Chris Brycki, the founder and CEO of robo-advice fund Stockspot, says it’s easy to understand why people watch the rise of cryptocurrency bitcoin and want to be a part of it.
“Anything that can rise in value by 100% in a day creates a sense of excitement,” he says.
His clients have been asking him whether Stockspot will add Bitcoin or other cryptocurrencies as an investment to portfolios or as a Stockspot Theme option.
The price of Bitcoin is trading at more than $US16,000 today. Earlier in the year it was at $US1000. The total value of all bitcoin now exceeds $US300 billion.
“It can be easy to lose sight of what’s smart when you see people making tonnes of money in short periods of time,” says Brycki.
“The same happened in other speculative manias like the tech bubble of 1999-2000 and in the mining boom of 2003-2007. In both periods plenty of shares rose by more than 1000% before falling or vanishing entirely.”
Rapid gains can quickly lead to FOMO (fear of missing out) if others are making easy money.
However, Brycki says the concept of easy money is just a mirage.
“Even if one Bitcoin is worth $US100,000 in 10 years, the odds that you’ll make money are not good,” he says.
“Successful speculation requires you to enter and exit at the right points as well as having nerves of steel to manage your emotions along the way.
“It’s much harder than you think to get your market timing right and have the discipline to not sell on the way up — or during dips along the way. And that’s just assuming you’re eventually right with your bet.”
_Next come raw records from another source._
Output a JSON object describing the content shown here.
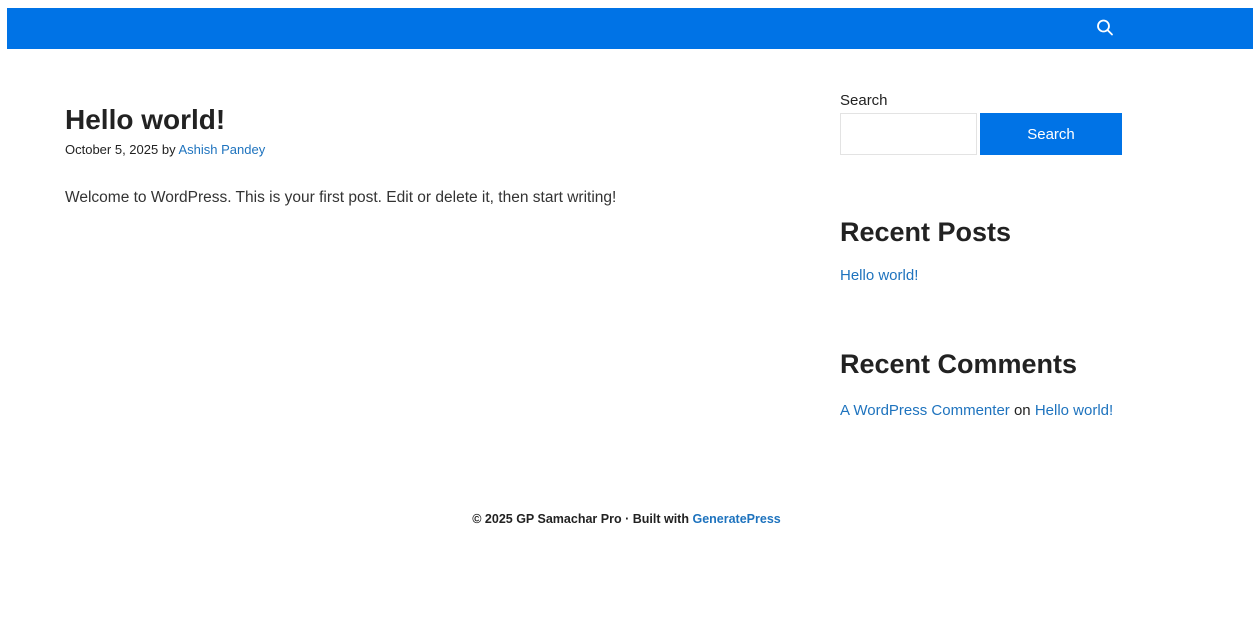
{
  "header": {
    "search_icon": "search-icon",
    "accent_color": "#0073e6"
  },
  "post": {
    "title": "Hello world!",
    "date": "October 5, 2025",
    "by": "by",
    "author": "Ashish Pandey",
    "content": "Welcome to WordPress. This is your first post. Edit or delete it, then start writing!"
  },
  "sidebar": {
    "search": {
      "label": "Search",
      "input_value": "",
      "button_label": "Search"
    },
    "recent_posts": {
      "title": "Recent Posts",
      "items": [
        {
          "label": "Hello world!"
        }
      ]
    },
    "recent_comments": {
      "title": "Recent Comments",
      "items": [
        {
          "author": "A WordPress Commenter",
          "on": "on",
          "post": "Hello world!"
        }
      ]
    }
  },
  "footer": {
    "copyright": "© 2025 GP Samachar Pro",
    "separator": "·",
    "built_with": "Built with",
    "theme": "GeneratePress"
  }
}
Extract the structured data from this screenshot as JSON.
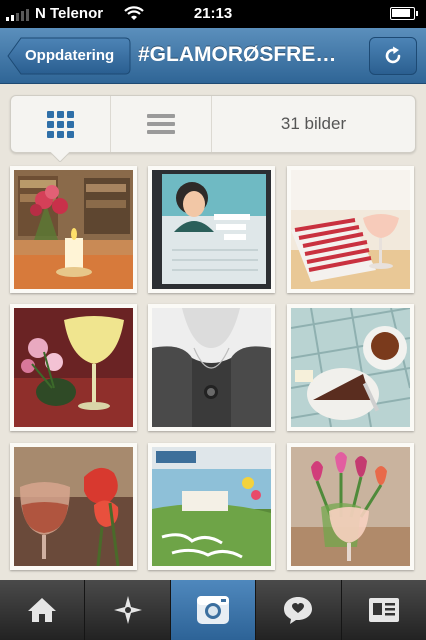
{
  "status_bar": {
    "carrier": "N Telenor",
    "time": "21:13",
    "battery_level": 0.9,
    "signal_bars": 2
  },
  "nav": {
    "back_label": "Oppdatering",
    "title": "#GLAMORØSFREDAG",
    "refresh_icon": "refresh-icon"
  },
  "view_toggle": {
    "selected": "grid",
    "grid_icon": "grid-icon",
    "list_icon": "list-icon",
    "count_label": "31 bilder"
  },
  "photos": [
    {
      "subject": "roses-candle"
    },
    {
      "subject": "retro-card"
    },
    {
      "subject": "striped-napkin-drink"
    },
    {
      "subject": "cocktail-flowers"
    },
    {
      "subject": "necklace"
    },
    {
      "subject": "tea-cake"
    },
    {
      "subject": "wine-roses"
    },
    {
      "subject": "magazine-simple-pleasures"
    },
    {
      "subject": "tulips-drink"
    }
  ],
  "tabs": [
    {
      "icon": "home-icon",
      "active": false
    },
    {
      "icon": "explore-icon",
      "active": false
    },
    {
      "icon": "camera-icon",
      "active": true
    },
    {
      "icon": "news-icon",
      "active": false
    },
    {
      "icon": "profile-icon",
      "active": false
    }
  ],
  "colors": {
    "nav_blue": "#3d74a6",
    "accent": "#2f6fa8",
    "background": "#e9e5dc"
  }
}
Bitcoin has already had several speculative cycles.
In 2011 Bitcoin rose to $31 from $1 before falling to $2. It then rose to $250 in 2013 and fell back to $50.
After that it went to $1100 before falling to $180.
Each time Bitcoin has risen rapidly it has fallen 80% to 95% from its peak before continuing on a longer term journey higher.
“If you’re buying Bitcoin at any point in time you should be aware that the value of your investment may fall by more than 80% at some stage (or more),” says Brycki.
“Many of today’s buyers of Bitcoin aren’t thinking about the value of Bitcoin in 20 years. They’re chasing momentum and hoping to sell to someone else at a higher price. These speculative cycles are ultimately what has sent Bitcoin up and down so dramatically.”